I do not have much knowledge of this topic, so I would like also if you can give me some basic references regarding this, in addition to a possible answer to my question.
Given an abelian variety $A$ defined over a field $K$ , and a positive integer $m$, we consider the $m$ division points $A[m](\overline{K})$ of $A$. Also, we consider the $m$-division field $K_{A,m}:=K(A[m])$ and the $m$-division Galois group $G_{A,m}:=Gal(K_m/K)$ of $A$.
For an abelian variety $A$ defined over a number field $K$ (we can suppose with some additional conditions), and its reduction $A_\mathfrak{p}$ modulo a prime $\mathfrak{p}\in \mathcal{O}_K$ (we can suppose with some additional conditions, in particular, such that it has good reduction), what are the relations between $$ A[m],A_\mathfrak{p}[m], K_{A,m}, K_{A_\mathfrak{p},m}, G_{A,m} \text{ and } G_{A_\mathfrak{p},m}? $$
Thanks in advance.
I am supposing that $\mathfrak{p}$ is a prime of good reduction, so $A_{\mathfrak{p}}$ is an abelian variety.
Second, I understand that for $A[m]$ you mean the $m$-torsion points, not the "$m$-division points": so the kernel of the multiplication by $m$. This is generally a finite flat group scheme, and not étale if the characteristic of the field divides $m$.

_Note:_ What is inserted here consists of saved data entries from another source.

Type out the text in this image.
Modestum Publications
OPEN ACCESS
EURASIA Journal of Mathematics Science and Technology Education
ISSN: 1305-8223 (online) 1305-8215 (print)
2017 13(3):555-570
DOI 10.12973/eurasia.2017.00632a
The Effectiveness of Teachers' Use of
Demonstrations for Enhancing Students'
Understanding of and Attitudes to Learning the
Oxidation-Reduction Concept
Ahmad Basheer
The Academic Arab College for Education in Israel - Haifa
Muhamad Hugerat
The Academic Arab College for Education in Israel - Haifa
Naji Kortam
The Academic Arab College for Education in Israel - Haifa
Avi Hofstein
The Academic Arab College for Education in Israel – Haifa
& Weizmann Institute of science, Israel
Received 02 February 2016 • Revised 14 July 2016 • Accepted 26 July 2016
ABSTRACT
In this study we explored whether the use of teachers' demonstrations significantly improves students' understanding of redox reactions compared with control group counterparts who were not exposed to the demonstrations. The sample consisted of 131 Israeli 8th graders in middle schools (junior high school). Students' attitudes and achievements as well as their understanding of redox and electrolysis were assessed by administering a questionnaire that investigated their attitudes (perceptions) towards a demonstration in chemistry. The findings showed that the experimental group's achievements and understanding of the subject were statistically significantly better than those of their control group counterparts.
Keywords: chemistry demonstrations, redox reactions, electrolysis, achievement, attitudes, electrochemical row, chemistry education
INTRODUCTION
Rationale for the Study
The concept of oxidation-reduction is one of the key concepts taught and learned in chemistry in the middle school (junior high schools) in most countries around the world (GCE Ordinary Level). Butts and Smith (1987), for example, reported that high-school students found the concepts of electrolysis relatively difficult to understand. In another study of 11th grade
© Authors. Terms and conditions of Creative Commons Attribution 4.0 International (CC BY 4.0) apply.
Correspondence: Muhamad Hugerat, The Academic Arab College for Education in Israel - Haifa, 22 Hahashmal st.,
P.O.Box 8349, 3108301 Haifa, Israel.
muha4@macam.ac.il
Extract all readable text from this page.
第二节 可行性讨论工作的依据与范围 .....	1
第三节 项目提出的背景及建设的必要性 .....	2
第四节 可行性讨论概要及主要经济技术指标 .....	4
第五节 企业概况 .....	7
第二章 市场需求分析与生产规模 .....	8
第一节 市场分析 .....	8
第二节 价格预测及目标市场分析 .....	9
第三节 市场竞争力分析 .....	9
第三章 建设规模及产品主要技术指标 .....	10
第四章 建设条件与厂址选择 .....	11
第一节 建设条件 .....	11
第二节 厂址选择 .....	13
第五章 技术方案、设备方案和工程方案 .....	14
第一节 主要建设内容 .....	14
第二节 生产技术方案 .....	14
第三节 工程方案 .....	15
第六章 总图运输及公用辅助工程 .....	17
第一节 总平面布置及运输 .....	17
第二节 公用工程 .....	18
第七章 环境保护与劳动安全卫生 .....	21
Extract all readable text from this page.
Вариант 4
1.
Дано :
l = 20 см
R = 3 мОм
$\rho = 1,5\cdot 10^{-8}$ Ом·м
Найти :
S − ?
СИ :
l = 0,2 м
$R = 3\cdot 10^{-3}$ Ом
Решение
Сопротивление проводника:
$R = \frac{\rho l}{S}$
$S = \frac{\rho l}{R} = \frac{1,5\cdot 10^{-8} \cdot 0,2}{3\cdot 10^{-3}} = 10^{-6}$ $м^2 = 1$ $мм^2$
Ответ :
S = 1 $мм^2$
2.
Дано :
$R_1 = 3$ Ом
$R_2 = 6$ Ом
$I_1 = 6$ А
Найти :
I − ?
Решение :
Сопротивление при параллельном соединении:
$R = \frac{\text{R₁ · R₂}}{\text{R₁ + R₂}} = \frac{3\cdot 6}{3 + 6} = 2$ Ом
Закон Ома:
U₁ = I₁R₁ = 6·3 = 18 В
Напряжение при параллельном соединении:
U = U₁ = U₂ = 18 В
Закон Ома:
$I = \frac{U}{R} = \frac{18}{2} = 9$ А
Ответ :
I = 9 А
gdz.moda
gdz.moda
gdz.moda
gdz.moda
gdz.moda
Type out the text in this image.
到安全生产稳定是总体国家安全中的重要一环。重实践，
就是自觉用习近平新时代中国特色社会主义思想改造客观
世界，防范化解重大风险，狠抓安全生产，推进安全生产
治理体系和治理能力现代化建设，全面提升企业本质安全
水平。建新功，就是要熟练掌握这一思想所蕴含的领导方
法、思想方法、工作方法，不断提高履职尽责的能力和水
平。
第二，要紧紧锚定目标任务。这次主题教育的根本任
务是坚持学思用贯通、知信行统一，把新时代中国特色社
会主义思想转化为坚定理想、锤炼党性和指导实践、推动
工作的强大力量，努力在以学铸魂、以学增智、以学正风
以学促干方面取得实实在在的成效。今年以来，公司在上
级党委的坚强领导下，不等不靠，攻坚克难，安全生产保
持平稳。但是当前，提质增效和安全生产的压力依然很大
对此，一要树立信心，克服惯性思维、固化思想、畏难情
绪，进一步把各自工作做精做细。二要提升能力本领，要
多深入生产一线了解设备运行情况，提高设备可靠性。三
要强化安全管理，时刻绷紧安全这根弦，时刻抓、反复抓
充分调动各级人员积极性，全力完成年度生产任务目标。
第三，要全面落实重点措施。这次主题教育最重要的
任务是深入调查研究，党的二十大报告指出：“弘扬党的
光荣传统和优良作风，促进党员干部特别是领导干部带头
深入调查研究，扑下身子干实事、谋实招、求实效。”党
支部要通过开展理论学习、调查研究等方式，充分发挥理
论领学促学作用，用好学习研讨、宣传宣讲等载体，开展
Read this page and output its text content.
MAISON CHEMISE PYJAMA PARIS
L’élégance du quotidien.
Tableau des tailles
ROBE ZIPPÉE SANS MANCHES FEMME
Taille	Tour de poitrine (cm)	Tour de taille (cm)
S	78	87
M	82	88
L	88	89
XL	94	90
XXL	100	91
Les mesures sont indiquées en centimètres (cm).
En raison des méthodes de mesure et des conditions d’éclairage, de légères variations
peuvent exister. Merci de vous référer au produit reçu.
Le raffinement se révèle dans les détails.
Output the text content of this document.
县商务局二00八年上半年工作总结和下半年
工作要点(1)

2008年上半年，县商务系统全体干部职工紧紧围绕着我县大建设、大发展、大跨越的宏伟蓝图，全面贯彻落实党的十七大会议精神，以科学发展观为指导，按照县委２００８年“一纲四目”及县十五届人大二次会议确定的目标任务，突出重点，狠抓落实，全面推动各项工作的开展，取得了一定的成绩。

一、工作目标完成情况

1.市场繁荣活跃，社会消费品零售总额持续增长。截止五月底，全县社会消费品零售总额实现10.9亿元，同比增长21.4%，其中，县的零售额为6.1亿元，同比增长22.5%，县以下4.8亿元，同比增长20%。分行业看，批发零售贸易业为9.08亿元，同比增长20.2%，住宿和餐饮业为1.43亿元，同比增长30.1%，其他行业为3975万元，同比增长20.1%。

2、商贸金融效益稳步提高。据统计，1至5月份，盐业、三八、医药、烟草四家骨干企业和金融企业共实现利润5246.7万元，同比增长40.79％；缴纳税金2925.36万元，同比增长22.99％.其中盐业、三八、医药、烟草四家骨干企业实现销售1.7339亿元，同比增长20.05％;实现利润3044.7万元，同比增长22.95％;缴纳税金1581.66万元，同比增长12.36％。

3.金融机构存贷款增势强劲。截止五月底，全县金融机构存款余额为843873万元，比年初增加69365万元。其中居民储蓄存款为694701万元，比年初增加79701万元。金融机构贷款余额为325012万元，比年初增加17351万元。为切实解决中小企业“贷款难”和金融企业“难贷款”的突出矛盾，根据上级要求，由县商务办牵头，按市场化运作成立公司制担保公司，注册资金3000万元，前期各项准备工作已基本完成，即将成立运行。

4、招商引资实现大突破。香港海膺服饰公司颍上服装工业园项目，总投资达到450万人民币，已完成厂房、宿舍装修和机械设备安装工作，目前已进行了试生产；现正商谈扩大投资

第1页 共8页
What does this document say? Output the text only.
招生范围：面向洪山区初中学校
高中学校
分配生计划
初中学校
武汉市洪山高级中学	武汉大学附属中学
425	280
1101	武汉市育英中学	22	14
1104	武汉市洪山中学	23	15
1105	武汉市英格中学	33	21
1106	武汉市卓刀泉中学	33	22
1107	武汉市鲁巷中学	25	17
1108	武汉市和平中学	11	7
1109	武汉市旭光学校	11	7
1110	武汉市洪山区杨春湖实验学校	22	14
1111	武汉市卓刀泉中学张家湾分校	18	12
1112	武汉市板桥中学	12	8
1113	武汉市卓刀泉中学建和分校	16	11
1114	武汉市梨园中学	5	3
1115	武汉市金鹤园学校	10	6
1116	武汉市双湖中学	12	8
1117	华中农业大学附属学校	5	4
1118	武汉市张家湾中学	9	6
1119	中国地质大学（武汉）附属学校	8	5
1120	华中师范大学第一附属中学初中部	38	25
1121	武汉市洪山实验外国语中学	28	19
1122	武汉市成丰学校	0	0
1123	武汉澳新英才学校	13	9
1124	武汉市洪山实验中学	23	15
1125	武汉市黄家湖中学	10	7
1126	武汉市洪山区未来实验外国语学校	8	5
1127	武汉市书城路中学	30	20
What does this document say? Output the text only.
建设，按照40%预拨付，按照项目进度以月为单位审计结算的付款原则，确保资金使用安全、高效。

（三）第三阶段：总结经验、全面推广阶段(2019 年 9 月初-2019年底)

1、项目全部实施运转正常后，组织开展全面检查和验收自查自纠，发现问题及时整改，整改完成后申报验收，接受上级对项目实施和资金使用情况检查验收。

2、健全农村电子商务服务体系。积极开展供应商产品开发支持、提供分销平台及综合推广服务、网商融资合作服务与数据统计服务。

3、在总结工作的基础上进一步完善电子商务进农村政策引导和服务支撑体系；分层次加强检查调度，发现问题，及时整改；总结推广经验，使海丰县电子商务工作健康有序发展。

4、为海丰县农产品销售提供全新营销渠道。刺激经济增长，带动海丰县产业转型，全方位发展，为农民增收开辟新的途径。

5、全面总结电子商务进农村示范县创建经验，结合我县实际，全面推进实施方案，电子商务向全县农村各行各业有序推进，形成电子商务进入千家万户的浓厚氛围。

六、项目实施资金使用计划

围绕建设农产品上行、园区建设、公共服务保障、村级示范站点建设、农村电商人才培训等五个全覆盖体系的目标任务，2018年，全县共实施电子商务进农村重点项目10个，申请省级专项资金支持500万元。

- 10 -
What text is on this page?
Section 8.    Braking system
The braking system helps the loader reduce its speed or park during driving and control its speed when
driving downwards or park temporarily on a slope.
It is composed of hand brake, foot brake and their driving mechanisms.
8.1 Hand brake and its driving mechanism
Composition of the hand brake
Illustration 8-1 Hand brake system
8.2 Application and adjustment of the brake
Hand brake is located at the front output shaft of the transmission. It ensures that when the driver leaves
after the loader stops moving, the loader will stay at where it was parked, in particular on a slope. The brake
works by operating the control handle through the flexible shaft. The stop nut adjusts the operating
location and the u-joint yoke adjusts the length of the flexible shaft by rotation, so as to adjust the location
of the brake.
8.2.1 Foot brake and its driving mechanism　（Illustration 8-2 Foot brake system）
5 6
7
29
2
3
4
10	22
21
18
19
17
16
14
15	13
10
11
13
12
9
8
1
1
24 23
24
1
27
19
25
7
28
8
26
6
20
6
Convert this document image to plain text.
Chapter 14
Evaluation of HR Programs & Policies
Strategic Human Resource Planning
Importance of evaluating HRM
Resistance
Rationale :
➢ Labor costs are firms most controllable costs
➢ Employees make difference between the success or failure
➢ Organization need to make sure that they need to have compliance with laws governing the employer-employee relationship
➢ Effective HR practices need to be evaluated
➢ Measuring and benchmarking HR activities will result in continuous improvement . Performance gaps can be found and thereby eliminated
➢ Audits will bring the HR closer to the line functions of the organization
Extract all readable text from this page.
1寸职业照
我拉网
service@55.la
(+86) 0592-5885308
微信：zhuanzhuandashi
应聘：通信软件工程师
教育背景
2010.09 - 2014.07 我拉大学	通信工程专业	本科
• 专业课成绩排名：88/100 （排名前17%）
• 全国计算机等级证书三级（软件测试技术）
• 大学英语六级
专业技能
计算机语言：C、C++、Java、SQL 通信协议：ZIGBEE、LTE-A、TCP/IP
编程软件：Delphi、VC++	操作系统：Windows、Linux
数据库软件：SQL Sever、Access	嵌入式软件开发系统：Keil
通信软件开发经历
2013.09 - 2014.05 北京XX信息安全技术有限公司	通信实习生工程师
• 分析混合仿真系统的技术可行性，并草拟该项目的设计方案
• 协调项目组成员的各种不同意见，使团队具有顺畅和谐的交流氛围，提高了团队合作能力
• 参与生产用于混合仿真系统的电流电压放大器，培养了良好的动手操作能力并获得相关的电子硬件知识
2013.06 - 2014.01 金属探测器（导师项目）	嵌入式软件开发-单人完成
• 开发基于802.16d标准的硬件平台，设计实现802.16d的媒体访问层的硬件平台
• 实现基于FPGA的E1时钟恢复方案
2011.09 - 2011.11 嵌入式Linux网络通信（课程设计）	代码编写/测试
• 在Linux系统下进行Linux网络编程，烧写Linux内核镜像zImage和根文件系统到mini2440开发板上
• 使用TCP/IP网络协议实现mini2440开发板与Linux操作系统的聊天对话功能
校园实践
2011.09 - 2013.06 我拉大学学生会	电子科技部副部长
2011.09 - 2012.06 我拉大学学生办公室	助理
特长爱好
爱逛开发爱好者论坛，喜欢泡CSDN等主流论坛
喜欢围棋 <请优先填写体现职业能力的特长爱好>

If $m$ is non-zero modulo $\mathfrak{p}$ then multiplication by $m$ is an étale morphism of group schemes, hence its kernel $A_{\mathfrak{p}}[m]$ is étale. Therefore it is classified by the points $A_{\mathfrak{p}}[m](\overline{k_{\mathfrak{p}}})$, where $k_{\mathfrak{p}}$ is the residue field of $K$ (i.e., of the ring of integers) at $\mathfrak{p}$, as a abelian group together with an action of the absolute Galois group $G_{\mathfrak{p}}$ of $k_{\mathfrak{p}}$. The action factorizes though what you call $G_{A_{\mathfrak{p}},m}$, and the group is (as a group) isomorphic to $(\mathbb{Z}/m\mathbb{Z})^{2d}$, where $d=\dim(A)$.
Now, choosing a prime $\mathfrak{P}$ of $K_{A,m}$ above $\mathfrak{p}$ it gives you a decomposition group $D_\mathfrak{P}$ of $G_{A,m}$, and inertia subgroup $I_\mathfrak{P}$ and a residue field $k_\mathfrak{P}$. The hypothesis on $\mathfrak{P}$ imply that the action of the inertia subgroup acts trivially (by the Criterion of Néron-Ogg-Shafarevich).
Then one has that $$G_{A_\mathfrak{p},m}\cong D_\mathfrak{P}/I_\mathfrak{P},$$ the residue field $k_\mathfrak{P}$ is isomorphic to $k(A_{\mathfrak{p}}[m](\overline{k_{\mathfrak{p}}}))$ and $A_{\mathfrak{p}}[m](\overline{k_{\mathfrak{p}}})$ is equal to $A[m](\overline{K})$ with the natural action of $D_\mathfrak{P}/I_\mathfrak{P}$.